Why Is Distribution Prioritized Over Combining?

So I've come up with this question that's been bothering me for weeks,and I've been searching and asking everyone and everywhere that I can. I suspect that it may have no answer. The question is this:
Consider the properties of real numbers that we take for granted at the start of an algebra or analysis class (commutativity, association, and distribution of multiplying over addition). Granted that the last one, distribution (the transformation \(a(b+c) = ab + ac\)), is effectively equivalent to what we might call "combining like terms" (the transformation \(ax + bx = (a+b)x\)). It seems like the latter is more fundamental and easier to intuit as an axiom, since it resembles simple addition of units (e.g., 3 feet + 5 feet = 8 feet). So historically and/or pedagogically, what was the reason choosing the name and order we have ("distribution", \(a(b+c)=ab+ac\)), instead of the other option ("combining", \(ax+bx = (a+b)x\)) for the starting axiom?
I suspect now that there simply isn't any reason that we can document. Some expansion on the problem:

In dimensional analysis, some call the idea of only adding or comparing like units the "Great Principle of Similitude". Which provides some of my motivation for wishing that we would start with this ("combining") and then derive distribution (using commutativity a few times). Note that this phrase is in many places erroneously attributed to Newton; in truth the earliest documented usage of the phrase is by Rayleigh in a letter to Nature (No. 2368, Vol. 95; March 18, 1915). I could probably write a whole post just on the hunt for this quote. Big thanks to Juan Santiago who teaches a class by that name at Stanford (link) for helping me track down the article.
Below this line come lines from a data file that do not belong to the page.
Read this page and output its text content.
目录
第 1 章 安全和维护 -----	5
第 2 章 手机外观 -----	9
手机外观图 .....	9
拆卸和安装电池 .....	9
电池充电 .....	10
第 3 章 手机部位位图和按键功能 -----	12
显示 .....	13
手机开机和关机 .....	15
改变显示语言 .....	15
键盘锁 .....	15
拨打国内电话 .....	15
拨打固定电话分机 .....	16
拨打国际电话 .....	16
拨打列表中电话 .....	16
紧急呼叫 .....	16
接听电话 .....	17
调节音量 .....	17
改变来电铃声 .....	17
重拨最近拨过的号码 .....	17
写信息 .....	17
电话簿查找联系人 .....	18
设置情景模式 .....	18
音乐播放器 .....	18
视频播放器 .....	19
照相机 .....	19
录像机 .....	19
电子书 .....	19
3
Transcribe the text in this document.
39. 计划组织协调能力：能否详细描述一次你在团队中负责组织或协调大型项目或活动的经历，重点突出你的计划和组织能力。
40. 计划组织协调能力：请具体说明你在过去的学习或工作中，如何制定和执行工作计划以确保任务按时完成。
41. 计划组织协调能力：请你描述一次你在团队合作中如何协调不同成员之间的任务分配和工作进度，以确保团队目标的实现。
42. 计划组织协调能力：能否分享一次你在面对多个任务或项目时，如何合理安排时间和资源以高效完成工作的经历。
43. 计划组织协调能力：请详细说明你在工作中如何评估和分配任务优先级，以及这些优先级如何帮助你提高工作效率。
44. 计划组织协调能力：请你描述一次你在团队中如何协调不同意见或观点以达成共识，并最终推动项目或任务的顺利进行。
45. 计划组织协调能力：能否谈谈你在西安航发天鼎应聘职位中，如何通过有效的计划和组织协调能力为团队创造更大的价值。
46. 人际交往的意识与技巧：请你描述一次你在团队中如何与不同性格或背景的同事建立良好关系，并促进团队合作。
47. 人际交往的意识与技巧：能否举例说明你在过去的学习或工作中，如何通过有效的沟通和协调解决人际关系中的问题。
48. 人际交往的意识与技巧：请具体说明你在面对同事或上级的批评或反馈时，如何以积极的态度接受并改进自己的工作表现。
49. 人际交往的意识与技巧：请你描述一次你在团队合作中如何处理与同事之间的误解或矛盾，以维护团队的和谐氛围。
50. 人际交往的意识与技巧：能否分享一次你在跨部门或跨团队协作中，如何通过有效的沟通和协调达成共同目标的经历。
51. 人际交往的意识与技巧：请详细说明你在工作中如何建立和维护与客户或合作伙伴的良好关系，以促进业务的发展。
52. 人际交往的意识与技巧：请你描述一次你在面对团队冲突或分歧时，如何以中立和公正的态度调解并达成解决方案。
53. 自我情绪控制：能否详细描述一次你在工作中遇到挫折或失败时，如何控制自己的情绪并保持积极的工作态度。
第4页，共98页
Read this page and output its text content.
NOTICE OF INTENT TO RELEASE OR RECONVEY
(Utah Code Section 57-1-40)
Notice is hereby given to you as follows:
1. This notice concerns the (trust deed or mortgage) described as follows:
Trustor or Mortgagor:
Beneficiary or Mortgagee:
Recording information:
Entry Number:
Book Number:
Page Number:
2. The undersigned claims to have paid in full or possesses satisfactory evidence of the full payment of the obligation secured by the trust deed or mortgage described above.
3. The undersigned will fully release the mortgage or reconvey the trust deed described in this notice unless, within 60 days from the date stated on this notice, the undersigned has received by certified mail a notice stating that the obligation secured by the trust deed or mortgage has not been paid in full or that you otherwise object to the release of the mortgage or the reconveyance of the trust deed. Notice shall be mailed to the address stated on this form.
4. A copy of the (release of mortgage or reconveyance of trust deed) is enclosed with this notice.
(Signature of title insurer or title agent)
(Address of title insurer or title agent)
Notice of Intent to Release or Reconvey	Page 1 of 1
The Math Forum at Drexel discusses some history of the names of the basic properties. The best that Doctor Peterson can track down is that terms such as "distribution" were first used in the late 1700's to 1800's (starting in French in a memoir by Francois Joseph Servois). No commentary on a reason for why this was picked over alternative formulations. But perhaps the fact that the original discussion was in terms of functions (not binary operators) provides a clue. (For the full French text, see here and search "commutative and distributive").

Here's me asking the question at the StackExchange Mathematics site. Unfortunately, most commentators considered it to be uninteresting. When it got no responses, I cross-posted to the Mathematics Educators site -- which is apparently a huge faux pas, and immediately got it down-moderated into oblivion. The only relevant answer to date was from Benjamin Dickman, who pointed to a very nice quote from Euclid: when he states a similar property in geometric terms (area of a rectangle versus the sum of it being sliced up), it happens to be in the same order as we present the distribution property. But still no word on any reason why it should be in that order and not the reverse. 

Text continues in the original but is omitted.